Cold warriors revived
The revival of long dormant tensions has meanwhile electrified old cold warriors in Washington.
“Maybe the president thinks the Cold War is over, but Vladimir Putin doesn’t,” said Republican Sen. John McCain on MSNBC.
But Obama has long dispensed with illusions about Putin.
He sees Putin’s world view as framed by his apprenticeship in the KGB and nationalistic nostalgia for the Soviet Union.
He is also irritated by the perception that Putin “rescued” him after he blinked at striking Syria over its chemical weapons use.
Obama argues the now troubled deal to destroy the Assad regime’s chemical arsenal was his idea nurtured by painstaking diplomacy, not an opportunist pounce by Putin.

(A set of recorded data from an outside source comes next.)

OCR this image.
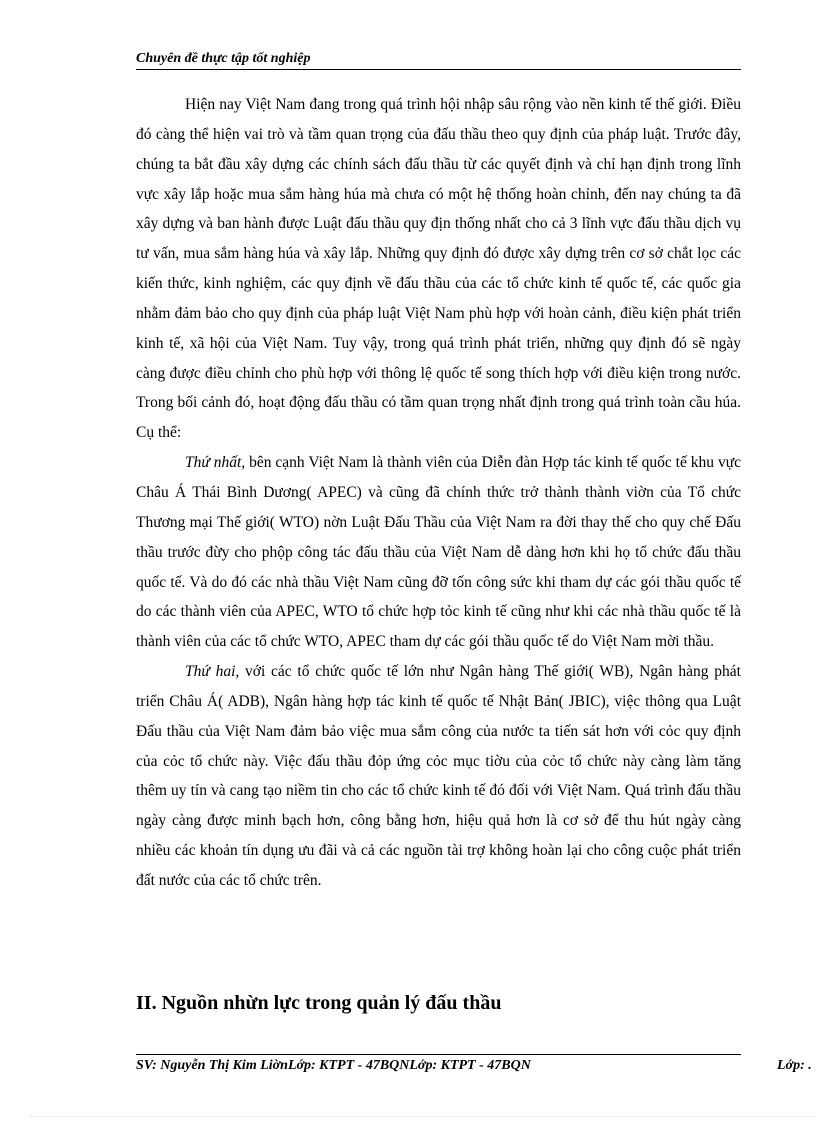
Chuyên đề thực tập tốt nghiệp

Hiện nay Việt Nam đang trong quá trình hội nhập sâu rộng vào nền kinh tế thế giới. Điều đó càng thể hiện vai trò và tầm quan trọng của đấu thầu theo quy định của pháp luật. Trước đây, chúng ta bắt đầu xây dựng các chính sách đấu thầu từ các quyết định và chỉ hạn định trong lĩnh vực xây lắp hoặc mua sắm hàng húa mà chưa có một hệ thống hoàn chỉnh, đến nay chúng ta đã xây dựng và ban hành được Luật đấu thầu quy địn thống nhất cho cả 3 lĩnh vực đấu thầu dịch vụ tư vấn, mua sắm hàng húa và xây lắp. Những quy định đó được xây dựng trên cơ sở chắt lọc các kiến thức, kinh nghiệm, các quy định về đấu thầu của các tổ chức kinh tế quốc tế, các quốc gia nhằm đảm bảo cho quy định của pháp luật Việt Nam phù hợp với hoàn cảnh, điều kiện phát triển kinh tế, xã hội của Việt Nam. Tuy vậy, trong quá trình phát triển, những quy định đó sẽ ngày càng được điều chỉnh cho phù hợp với thông lệ quốc tế song thích hợp với điều kiện trong nước. Trong bối cảnh đó, hoạt động đấu thầu có tầm quan trọng nhất định trong quá trình toàn cầu húa. Cụ thể:

Thứ nhất, bên cạnh Việt Nam là thành viên của Diễn đàn Hợp tác kinh tế quốc tế khu vực Châu Á Thái Bình Dương( APEC) và cũng đã chính thức trở thành thành viờn của Tổ chức Thương mại Thế giới( WTO) nờn Luật Đấu Thầu của Việt Nam ra đời thay thế cho quy chế Đấu thầu trước đừy cho phộp công tác đấu thầu của Việt Nam dễ dàng hơn khi họ tổ chức đấu thầu quốc tế. Và do đó các nhà thầu Việt Nam cũng đỡ tốn công sức khi tham dự các gói thầu quốc tế do các thành viên của APEC, WTO tổ chức hợp tỏc kinh tế cũng như khi các nhà thầu quốc tế là thành viên của các tổ chức WTO, APEC tham dự các gói thầu quốc tế do Việt Nam mời thầu.

Thứ hai, với các tổ chức quốc tế lớn như Ngân hàng Thế giới( WB), Ngân hàng phát triển Châu Á( ADB), Ngân hàng hợp tác kinh tế quốc tế Nhật Bản( JBIC), việc thông qua Luật Đấu thầu của Việt Nam đảm bảo việc mua sắm công của nước ta tiến sát hơn với cỏc quy định của cỏc tổ chức này. Việc đấu thầu đỏp ứng cỏc mục tiờu của cỏc tổ chức này càng làm tăng thêm uy tín và cang tạo niềm tin cho các tổ chức kinh tế đó đối với Việt Nam. Quá trình đấu thầu ngày càng được minh bạch hơn, công bằng hơn, hiệu quả hơn là cơ sở để thu hút ngày càng nhiều các khoản tín dụng ưu đãi và cả các nguồn tài trợ không hoàn lại cho công cuộc phát triển đất nước của các tổ chức trên.

II. Nguồn nhừn lực trong quản lý đấu thầu
SV: Nguyễn Thị Kim LiờnLớp: KTPT - 47BQNLớp: KTPT - 47BQN	Lớp: .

He has let his disdain for Putin slip out publicly, noting the Russian likes to slouch in photo ops.
“My sense is that’s part of his shtick back home politically as wanting to look like the tough guy,” Obama told NBC.
Charles Kupchan of the Council on Foreign Relations said Obama changed course after observing Putin’s strategy on Snowden and Syria.
“I think Obama basically said, ‘Listen, I can’t continue down this path. It’s time to recalibrate our relationship with Russia.’”
A reverse recalibration seems unlikely.
“It is hard to imagine any of this getting back on track unless there is a resolution to the present crisis,” Feinstein said.
Unified position
Meanwhile, in a phone call with German Chancellor Angela Merkel on Friday, Obama hailed the “unified position” of the European Union and the US against Russia’s incursion into Ukraine.
The leaders agreed that Russia must pull back its forces from Ukraine’s Crimea region, allow international observers and human rights monitors into Crimea to make sure the rights of ethnic Russians in Ukraine are protected, and support free and fair presidential elections.
They also discussed the need for Russia to form a contact group to hold direct talks between the two governments.
Russian troops took control of Ukraine’s Crimea peninsula last Saturday.
The White House says Obama telephoned Merkel on Friday after he arrived in Key Largo, Florida, for a weekend getaway with his family.
“The leaders reiterated their grave concern over Russia’s clear violation of international law through its military intervention in Ukraine,” the White House said.
The West has warned of sanctions against Moscow over its actions in Crimea, where pro-Kremlin gunmen blocked a foreign observer mission aimed at defusing tensions in the semiautonomous peninsula.